Por que o próximo carro B-spec é um teste crucial para Williams
É uma jogada incrivelmente ousada, e francamente, é o tipo de pressão que define o futuro de uma equipa de corridas. Williams está atualmente profundamente no desenvolvimento de um carro "B-spec", que está prestes a chegar ao Grande Prêmio do Azerbaijão. O diretor da equipe James Vowles enquadrou isso não apenas como um jogo de performance, mas como um teste crítico para a capacidade da equipe de evoluir seus sistemas e processos internos em Grove.
Enquanto algumas equipes estão escolhendo jogar tudo em um pacote enorme, Vowles é rápido em apontar que Williams está tomando um caminho diferente. Eles têm sido camadas em melhorias menores e incrementais, como o pacote introduzido em Miami e a nova ala frontal que estreou em Silverstone. Trata-se de uma abordagem de evolução constante, em vez de depositarem todas as suas esperanças num único momento no tempo.
Em Silverstone, a equipe viu um ganho modesto. Tanto Carlos Sainz quanto Alex Albon chegaram à segunda sessão de qualificação pela primeira vez desde Mônaco, efetivamente abobada da equipe de P9 para P8 na ordem de pecking. Ainda assim, Sainz estava de castigo na sua avaliação. Após terminar a Sprint Qualifying em P15 e P16, ele admitiu que ainda não havia milagres a serem encontrados. Ele observou que enquanto a nova ala frontal os ajudou a superar Haas, a lacuna para VCARB e Audi continua a ser um frustrante meio segundo. É um lembrete de quão longe eles têm de subir.

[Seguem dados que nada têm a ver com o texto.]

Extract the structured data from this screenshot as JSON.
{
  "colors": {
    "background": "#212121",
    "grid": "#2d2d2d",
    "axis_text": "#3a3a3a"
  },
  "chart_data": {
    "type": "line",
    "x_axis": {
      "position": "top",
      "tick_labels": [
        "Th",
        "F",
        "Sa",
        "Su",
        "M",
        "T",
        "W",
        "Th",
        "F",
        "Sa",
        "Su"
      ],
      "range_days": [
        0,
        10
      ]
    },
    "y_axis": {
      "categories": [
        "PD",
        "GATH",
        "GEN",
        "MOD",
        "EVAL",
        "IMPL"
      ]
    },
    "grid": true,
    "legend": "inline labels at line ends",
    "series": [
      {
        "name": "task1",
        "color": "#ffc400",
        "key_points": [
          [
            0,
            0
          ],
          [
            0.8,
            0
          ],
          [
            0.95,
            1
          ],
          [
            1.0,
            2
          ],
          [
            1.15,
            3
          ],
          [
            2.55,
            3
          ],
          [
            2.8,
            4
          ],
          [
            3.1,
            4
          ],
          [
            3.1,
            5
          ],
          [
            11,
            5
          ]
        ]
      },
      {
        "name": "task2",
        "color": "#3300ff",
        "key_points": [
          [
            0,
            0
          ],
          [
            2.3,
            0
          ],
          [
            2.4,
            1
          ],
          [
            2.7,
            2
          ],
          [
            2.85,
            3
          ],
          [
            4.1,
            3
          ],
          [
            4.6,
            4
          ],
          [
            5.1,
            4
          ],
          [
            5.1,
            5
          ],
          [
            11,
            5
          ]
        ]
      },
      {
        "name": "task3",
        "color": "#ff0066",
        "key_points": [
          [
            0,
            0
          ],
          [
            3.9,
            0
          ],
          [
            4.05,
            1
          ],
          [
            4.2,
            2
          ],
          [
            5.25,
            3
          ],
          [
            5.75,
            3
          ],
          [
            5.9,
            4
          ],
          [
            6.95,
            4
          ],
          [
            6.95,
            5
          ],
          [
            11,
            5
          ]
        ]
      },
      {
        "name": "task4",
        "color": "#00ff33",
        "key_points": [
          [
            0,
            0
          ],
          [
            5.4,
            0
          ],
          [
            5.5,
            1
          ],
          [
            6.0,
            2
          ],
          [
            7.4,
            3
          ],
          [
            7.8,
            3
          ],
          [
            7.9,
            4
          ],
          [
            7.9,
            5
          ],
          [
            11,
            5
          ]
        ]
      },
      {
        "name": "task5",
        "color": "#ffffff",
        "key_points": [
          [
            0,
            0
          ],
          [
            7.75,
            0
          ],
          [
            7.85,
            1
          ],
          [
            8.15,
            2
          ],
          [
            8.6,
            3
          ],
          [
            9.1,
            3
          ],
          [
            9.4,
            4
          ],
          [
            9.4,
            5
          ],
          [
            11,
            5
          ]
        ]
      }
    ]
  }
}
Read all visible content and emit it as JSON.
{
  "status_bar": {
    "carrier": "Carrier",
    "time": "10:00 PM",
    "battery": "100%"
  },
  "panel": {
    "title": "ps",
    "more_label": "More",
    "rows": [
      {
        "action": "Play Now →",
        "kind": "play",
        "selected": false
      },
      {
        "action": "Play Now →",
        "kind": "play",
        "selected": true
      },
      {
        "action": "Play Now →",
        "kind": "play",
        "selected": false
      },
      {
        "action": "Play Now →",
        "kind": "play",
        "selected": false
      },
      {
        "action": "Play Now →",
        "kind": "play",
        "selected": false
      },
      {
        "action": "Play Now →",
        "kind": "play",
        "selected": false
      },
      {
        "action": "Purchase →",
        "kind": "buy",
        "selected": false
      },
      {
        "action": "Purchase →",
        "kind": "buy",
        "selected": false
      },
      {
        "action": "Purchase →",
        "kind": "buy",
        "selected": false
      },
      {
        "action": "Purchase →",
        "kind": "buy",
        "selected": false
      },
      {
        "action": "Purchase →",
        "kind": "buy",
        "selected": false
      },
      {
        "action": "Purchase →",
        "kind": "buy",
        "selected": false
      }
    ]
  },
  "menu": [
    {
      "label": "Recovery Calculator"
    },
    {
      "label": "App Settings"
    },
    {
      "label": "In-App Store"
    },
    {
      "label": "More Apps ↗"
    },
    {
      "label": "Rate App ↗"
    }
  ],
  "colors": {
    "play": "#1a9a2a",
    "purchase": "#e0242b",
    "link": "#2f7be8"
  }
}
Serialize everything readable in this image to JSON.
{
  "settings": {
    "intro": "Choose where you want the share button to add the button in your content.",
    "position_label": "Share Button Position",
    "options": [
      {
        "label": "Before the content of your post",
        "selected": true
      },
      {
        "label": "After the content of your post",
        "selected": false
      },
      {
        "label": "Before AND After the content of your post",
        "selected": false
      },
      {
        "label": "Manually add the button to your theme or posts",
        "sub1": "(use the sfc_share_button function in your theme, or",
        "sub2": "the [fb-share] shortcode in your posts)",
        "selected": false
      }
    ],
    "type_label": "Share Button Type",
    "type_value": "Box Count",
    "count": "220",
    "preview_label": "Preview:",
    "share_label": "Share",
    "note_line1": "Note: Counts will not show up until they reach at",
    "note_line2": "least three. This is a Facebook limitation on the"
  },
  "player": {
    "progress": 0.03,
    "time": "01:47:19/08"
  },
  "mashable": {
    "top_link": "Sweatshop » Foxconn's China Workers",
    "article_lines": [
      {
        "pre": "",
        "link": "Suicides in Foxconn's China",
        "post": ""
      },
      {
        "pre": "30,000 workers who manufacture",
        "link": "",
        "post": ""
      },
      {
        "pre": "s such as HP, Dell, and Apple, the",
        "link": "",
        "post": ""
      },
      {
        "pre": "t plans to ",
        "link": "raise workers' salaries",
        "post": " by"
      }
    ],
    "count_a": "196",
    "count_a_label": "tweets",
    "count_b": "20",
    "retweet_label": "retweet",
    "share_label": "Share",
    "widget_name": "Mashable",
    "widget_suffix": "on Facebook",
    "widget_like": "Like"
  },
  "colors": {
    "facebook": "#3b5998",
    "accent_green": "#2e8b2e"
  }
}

Para os motoristas, a realidade é um jogo de espera. Albon falou francamente sobre a necessidade de permanecer dentro do mix de meio campo, esperando que a pobre confiabilidade geral de seus rivais poderia abrir uma porta para pontos antes da grande atualização chegar. É uma posição difícil, pois eles efetivamente têm mais cinco corridas para navegar antes que eles possam esperar o salto mais significativo no ritmo.
Em última análise, Vowles descreve o vindouro carro B-spec como sendo semelhante a "voar o avião e reconstruí-lo ao mesmo tempo". É um teste de maturidade da engenharia. A equipe deve provar que pode entregar um novo chassis e reduções significativas de peso sem empatar, provando que o Williams de hoje tem a capacidade de inovar dentro da temporada de uma forma que simplesmente não poderia há três anos. É uma ordem alta, mas para uma equipe que procura remodelar sua trajetória, é exatamente o tipo de teste que eles precisam passar.